La destination du lendemain constitue un vrai contraste, un choc. La nuit passée au petit port d’Ouranopoli permet toutefois d’aborder en toute quiétude le voyage vers le Mont Athos, que l’élève Erinkoglou découvrit à 16 ans, à l’occasion d’un voyage scolaire.  » Nous avons dormi dans plusieurs monastères, se souvient-il. En ce temps-là, au début des années 1970, les choses étaient rudimentaires. Il n’y avait quasi plus que de vieux moines. On se déplaçait à pied, sac sur le dos et lorsqu’on rencontrait un moine, on lui baisait la main.  » Aujourd’hui encore, c’est par bateau que l’on atteint le Mont Athos et ses dizaines de monastères. Précisons ici que le monastère serbe de Chilandari,

qui a été fortement endommagé par l’incendie du 4 mars dernier, n’est qu’une parmi les vingt résidences majeures des moines orthodoxes de la  » sainte montagne « , encore appelée le Tibet du monde chrétien. Plusieurs églises orthodoxes se répartissent en effet l’île. Les jeunes moines russes, notamment, y sont nombreux. La traversée, qui ressemble à du cabotage, s’effectue sur l’Axion Esti, un ferry pouvant transporter des véhicules, ceux des moines et des entrepreneurs qui effectuent quantité de travaux de restauration sur la presqu’île.

Officiellement, le Mont Athos accepte 120 visiteurs par jour, et uniquement de sexe masculin. Comme l’unique bateau quotidien reprend ceux qui quittent l’île, il faut forcément y passer la nuit. Tout monastère, tout moine se doit d’offrir l’hospitalité, celle du gîte et du couvert. Cela représente une lourde charge, en sus des prières, des cultes. Pour ce faire, il faut bénéficier de rentrées. Le père Epifanios, lui, a trouvé une manière originale de générer des revenus.  » Epifanios est considéré comme un symbole, bien au-delà du monde relativement clos de ces monastères, poursuit Constantin Erinkoglou. Il est à la base de la restauration de Milopotamos (le moulin du fleuve), une  » résidence  » que les monastères ménageaient autrefois pour les moines qui devaient ou souhaitaient prendre leurs distances avec une vie trop dure, ascétique.  » Situé sur la côte orientale de la presqu’île, Milopotamos a des allures de demeure toscane avec sa tour enveloppée de grands pins parasols. L’effet de surprise ne fait que s’accroître lorsqu’on s’en approche, découvrant la baie qui baigne le domaine et ce qui pousse sur ses coteaux, en l’occurrence un jeune vignoble d’une dizaine d’années.

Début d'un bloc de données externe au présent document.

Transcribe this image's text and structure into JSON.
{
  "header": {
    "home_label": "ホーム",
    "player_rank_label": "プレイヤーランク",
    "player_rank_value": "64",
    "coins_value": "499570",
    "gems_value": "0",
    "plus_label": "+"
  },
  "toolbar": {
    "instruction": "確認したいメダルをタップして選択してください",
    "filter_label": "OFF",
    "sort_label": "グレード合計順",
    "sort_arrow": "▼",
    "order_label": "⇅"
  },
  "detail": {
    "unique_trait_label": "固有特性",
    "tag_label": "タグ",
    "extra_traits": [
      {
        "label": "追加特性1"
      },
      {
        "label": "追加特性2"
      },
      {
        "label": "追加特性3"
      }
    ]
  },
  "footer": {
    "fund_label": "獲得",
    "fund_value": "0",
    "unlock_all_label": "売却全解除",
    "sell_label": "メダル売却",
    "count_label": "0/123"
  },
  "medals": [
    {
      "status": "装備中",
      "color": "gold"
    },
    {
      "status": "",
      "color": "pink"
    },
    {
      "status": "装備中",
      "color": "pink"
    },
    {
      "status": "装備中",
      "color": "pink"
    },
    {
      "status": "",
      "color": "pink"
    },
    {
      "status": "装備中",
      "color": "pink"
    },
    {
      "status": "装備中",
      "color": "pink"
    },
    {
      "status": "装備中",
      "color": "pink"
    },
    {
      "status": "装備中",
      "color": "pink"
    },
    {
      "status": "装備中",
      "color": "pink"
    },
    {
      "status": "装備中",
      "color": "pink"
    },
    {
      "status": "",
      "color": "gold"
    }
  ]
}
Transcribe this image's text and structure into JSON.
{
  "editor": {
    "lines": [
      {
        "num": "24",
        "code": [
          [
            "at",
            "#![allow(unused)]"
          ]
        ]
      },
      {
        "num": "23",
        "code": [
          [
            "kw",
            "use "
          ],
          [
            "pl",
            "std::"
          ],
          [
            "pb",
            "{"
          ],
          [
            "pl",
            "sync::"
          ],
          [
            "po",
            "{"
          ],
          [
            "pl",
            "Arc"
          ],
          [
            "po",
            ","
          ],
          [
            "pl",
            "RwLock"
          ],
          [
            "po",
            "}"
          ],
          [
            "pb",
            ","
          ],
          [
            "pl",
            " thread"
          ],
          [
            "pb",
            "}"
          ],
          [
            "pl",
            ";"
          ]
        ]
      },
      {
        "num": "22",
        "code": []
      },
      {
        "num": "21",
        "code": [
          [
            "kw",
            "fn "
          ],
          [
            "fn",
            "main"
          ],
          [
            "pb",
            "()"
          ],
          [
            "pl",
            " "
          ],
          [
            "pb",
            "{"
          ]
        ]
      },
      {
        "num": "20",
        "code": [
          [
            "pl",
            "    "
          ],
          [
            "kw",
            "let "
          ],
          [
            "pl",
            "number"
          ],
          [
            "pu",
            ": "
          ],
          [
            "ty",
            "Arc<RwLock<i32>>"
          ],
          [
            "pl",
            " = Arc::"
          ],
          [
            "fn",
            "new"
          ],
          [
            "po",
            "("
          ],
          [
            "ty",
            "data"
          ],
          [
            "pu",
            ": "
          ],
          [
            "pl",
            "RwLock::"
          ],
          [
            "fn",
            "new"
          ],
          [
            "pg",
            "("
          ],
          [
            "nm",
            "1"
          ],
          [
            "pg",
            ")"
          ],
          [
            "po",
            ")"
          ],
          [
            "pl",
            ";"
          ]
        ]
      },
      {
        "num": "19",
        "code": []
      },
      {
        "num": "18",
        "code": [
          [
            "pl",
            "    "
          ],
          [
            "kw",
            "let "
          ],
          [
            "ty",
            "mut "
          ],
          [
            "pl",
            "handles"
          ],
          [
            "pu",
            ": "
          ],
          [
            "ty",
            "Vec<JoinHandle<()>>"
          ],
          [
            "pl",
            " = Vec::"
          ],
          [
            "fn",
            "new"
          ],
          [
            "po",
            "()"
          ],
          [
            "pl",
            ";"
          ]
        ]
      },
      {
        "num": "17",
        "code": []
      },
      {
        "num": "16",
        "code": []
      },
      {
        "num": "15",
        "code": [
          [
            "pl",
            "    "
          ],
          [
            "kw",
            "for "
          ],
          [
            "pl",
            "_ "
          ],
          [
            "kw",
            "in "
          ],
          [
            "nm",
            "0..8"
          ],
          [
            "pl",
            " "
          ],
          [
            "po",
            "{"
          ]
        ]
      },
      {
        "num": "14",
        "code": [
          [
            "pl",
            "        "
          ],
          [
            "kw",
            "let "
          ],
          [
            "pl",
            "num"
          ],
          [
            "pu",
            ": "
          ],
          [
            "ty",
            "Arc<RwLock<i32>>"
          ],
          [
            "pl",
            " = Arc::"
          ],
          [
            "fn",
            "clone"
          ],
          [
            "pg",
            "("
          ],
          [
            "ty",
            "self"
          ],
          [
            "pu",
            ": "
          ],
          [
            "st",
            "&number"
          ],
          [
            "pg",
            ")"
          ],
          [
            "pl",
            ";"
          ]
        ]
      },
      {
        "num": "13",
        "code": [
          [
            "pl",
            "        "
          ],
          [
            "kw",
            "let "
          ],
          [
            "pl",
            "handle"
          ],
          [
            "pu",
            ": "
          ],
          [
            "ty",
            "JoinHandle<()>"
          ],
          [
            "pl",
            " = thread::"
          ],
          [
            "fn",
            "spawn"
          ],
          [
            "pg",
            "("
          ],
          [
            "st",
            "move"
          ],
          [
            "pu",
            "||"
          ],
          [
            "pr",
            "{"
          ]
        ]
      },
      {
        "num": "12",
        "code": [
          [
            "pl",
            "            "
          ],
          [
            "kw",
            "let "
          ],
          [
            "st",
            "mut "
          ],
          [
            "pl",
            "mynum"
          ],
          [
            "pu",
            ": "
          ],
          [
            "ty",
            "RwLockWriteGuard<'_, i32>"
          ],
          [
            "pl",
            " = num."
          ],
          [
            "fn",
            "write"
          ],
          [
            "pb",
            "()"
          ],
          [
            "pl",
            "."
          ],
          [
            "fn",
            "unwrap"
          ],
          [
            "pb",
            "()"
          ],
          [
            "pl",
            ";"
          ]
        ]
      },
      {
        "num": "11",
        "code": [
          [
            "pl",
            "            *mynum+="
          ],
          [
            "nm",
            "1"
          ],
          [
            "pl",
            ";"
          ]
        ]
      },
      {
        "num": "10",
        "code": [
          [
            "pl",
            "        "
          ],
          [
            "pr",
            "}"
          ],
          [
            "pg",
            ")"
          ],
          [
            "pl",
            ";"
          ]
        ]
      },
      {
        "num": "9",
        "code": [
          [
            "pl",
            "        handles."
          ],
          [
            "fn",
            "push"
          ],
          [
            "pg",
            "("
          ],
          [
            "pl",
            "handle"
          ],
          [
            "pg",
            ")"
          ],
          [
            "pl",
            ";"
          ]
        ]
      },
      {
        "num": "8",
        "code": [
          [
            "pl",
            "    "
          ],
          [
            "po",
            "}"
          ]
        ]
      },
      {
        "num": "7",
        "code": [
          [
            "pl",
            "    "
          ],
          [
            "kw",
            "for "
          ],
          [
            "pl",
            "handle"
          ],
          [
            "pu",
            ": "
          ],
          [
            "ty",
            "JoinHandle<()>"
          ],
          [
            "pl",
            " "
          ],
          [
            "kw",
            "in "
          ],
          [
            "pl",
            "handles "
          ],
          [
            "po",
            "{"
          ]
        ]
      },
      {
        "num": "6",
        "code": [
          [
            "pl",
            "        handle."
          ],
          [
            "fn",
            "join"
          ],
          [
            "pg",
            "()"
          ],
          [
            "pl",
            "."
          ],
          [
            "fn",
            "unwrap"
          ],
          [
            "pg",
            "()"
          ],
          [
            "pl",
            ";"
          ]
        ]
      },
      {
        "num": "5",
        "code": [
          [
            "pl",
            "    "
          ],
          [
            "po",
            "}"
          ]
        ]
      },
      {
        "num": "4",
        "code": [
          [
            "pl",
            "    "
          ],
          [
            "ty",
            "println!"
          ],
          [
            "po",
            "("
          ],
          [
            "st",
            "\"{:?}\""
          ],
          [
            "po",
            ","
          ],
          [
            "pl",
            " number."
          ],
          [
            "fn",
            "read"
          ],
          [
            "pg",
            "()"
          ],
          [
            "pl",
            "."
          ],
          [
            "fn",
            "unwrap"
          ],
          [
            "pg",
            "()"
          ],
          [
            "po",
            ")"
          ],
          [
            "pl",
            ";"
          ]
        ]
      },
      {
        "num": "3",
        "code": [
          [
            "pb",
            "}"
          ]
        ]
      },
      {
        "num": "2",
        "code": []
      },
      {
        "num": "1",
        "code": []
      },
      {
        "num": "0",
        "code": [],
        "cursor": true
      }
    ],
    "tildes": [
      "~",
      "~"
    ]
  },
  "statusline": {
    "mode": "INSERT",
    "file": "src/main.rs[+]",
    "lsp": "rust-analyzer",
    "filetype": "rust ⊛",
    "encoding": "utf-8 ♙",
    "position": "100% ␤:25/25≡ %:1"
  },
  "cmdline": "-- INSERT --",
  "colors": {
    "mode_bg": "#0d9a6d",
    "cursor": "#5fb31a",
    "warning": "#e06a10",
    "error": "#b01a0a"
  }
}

Fils de viticulteurs macédoniens, Epifanios est arrivé au Mont Athos, en 1974, à l’âge de 18 ans, ainsi que le faisaient beaucoup de futurs moines autrefois. Au début des années 1990, il s’installe à Milopotamos et décide de relever ses murs, à l’état de ruines. Il avoue d’ailleurs volontiers que sans ce projet, il aurait quitté la discipline trop pesante des monastères. Bénéficiant des conseils d’un £nologue bordelais, il produit plusieurs vins avec ou sans passage en barrique. Soit un assemblage et trois monocépages : merlot et lymnio en rouge et muscat en blanc, ainsi que du Tsipouro, distillé à partir des marcs de raisin. Si les vins accompagnent les repas, ceux-ci sont ici essentiellement végétariens, souvent des plats uniques de légumes, accompagnés de pain, d’herbes sauvages cuites et û plus rarement û de poissons. En automne, les champignons qui poussent en quantité dans les vallons boisés couvrant tout le Mont Athos sont un régal.

Le lendemain matin, dès 6 heures, une messe est dite dans la petite chapelle, à la lueur des bougies, dans les volutes de l’encens. A la fin de la cérémonie, une préparation est bénie. Elle est composée de sucre, de fruits secs, d’épices, de pépins de grenades et constitue le dessert du petit déjeuner.  » C’est le Kolyva, une recette que je fais ou que j’interprète parfois chez Notos, dit Constantin Erinkoglou. En fait, il s’agit d’une offrande, héritage d’un culte païen. Nous les Grecs, nous ne nous serions jamais convertis, si l’Eglise n’avait fait sienne ce genre de choses.  »

A chacun de ses voyages, le chef du Notos étoffe son répertoire de recettes traditionnelles, qu’il revisite, avec tout son talent. Et en exclusivité pour Weekend, il nous fait partager, aujourd’hui, de délicieuses saveurs printanières.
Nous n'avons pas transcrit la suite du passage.